Raw string literals make this visible, and there's a note that says that
line breaks in source are to be encoded as \n in the execution string.
On Thu, Mar 25, 2021 at 9:46 AM Corentin via SG16 <sg16_at_[hidden]>
> As indicated in the telecon, here is a mail full of whitespaces and line
> The issues with whitespaces and line breaks are multiple.
> - We are not consistent about the spelling of whitespace - Editorial PR
> - We are not consistent about using "whitespace character" or just
> "whitespace". I believe the solution here would be to make whitespace a
> grammar term
> - We should use the unicode name, in upper case to spell the various
> whitespaces when they are mentioned
> - new-line is sometimes a grammar term, sometimes not
> I believe the solution for all of these issues is to introduce and use
> grammar terms for both new-line and whitespaces
> *Unicode whitespaces and newlines*
> The list of new lines is as follows
> LF: Line Feed, U+000A
> VT: Vertical Tab, U+000B
> FF: Form Feed, U+000C
> CR: Carriage Return, U+000D
> CR+LF: CR (U+000D) followed by LF (U+000A)

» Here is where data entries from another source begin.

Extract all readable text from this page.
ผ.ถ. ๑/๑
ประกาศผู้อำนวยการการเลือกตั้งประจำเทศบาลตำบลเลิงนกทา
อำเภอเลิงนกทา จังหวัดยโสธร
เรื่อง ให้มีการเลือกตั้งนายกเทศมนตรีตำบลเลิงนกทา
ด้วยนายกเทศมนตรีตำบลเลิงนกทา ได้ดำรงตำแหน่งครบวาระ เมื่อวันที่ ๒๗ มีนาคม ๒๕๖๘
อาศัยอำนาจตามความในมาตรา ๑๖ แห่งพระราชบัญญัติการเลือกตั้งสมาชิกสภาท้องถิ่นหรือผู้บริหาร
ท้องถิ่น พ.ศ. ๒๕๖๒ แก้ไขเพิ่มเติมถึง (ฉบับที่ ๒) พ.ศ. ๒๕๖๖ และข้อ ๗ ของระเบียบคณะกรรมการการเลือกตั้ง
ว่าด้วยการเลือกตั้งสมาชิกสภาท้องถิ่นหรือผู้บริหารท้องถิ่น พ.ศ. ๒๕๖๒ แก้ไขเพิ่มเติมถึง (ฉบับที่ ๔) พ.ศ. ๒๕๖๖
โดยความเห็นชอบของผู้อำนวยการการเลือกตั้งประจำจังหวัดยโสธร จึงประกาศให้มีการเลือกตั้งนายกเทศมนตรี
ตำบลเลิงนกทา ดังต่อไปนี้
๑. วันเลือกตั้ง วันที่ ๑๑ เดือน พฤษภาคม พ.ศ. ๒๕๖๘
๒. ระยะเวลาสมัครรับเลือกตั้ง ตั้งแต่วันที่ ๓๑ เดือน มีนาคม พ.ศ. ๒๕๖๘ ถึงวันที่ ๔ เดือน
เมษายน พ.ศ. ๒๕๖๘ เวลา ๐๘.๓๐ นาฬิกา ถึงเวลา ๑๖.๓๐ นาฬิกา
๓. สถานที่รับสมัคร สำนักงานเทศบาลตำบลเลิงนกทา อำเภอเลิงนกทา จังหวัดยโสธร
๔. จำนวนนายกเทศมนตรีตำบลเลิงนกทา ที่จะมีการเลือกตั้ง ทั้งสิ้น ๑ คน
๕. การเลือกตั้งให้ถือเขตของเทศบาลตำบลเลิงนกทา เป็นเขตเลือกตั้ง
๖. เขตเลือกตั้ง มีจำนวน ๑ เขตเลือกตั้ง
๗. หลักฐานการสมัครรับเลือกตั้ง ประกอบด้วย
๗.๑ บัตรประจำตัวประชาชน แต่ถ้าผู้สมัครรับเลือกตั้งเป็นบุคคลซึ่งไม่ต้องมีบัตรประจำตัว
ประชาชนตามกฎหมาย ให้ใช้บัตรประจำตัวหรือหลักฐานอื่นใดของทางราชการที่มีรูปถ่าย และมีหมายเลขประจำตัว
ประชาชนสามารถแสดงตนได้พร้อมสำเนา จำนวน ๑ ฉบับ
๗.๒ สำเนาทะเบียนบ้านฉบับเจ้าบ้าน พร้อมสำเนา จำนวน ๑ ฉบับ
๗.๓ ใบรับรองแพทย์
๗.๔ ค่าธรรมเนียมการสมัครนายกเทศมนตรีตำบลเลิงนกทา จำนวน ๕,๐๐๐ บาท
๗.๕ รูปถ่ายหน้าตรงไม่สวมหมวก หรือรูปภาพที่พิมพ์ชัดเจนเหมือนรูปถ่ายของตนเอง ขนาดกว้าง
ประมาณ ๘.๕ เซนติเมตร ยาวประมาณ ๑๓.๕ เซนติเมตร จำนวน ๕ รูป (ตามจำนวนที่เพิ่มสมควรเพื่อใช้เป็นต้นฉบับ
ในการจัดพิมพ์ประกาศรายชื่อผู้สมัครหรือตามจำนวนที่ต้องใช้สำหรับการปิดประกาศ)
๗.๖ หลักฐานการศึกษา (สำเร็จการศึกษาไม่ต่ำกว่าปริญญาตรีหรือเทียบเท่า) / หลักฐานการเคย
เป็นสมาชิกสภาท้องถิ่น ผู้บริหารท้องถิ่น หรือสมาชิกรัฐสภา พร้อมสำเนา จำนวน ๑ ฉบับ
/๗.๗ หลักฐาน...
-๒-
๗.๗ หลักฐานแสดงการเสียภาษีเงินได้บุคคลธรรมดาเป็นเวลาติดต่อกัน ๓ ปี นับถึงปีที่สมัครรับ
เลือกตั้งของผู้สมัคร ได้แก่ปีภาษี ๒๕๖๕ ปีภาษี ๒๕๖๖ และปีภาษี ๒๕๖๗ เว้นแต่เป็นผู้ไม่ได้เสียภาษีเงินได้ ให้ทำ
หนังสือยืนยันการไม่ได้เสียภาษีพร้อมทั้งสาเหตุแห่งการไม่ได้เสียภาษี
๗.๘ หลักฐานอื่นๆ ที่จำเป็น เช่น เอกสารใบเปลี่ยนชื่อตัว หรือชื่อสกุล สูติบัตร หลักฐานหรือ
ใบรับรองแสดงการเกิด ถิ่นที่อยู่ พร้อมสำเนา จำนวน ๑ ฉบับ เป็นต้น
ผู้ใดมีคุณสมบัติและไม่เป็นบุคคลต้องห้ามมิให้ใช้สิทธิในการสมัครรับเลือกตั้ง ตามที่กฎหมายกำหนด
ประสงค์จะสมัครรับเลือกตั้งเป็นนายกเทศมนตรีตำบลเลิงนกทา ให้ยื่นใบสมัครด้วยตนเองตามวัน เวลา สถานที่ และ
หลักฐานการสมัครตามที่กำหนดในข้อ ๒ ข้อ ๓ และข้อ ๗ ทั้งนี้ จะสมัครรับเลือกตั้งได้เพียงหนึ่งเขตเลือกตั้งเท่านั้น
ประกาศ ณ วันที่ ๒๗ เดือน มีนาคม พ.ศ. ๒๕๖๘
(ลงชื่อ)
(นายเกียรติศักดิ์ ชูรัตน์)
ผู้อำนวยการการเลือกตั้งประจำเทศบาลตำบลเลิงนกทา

> *NEL: Next Line, U+0085LS: Line Separator, U+2028PS: Paragraph Separator,
> The list of additional whitespaces is as follow
> U+0009 HORIZONTAL TAB
> U+0020 SPACE
> *U+200E LEFT-TO-RIGHT MARKU+200F RIGHT-TO-LEFT MARK*
> The whitespaces not supported by C++ are in bold.
> That list poses some challenges for C++ and implementations
> These additional whitespaces are not in the basic latin block, which would
> require implementations to expect arbitrary unicode in places where they
> might not currently.
> I am not sure that the cost/benefit ratio justifies adding these
> Furthermore, i think it would be ill-advised to consider LTM and RTM in
> C++ as these change
> the directionality of text. Which, as sensible as it is in multilingual
> prose poses interesting challenges in C++, challenges which have already
> been discussed in the context of UAX31.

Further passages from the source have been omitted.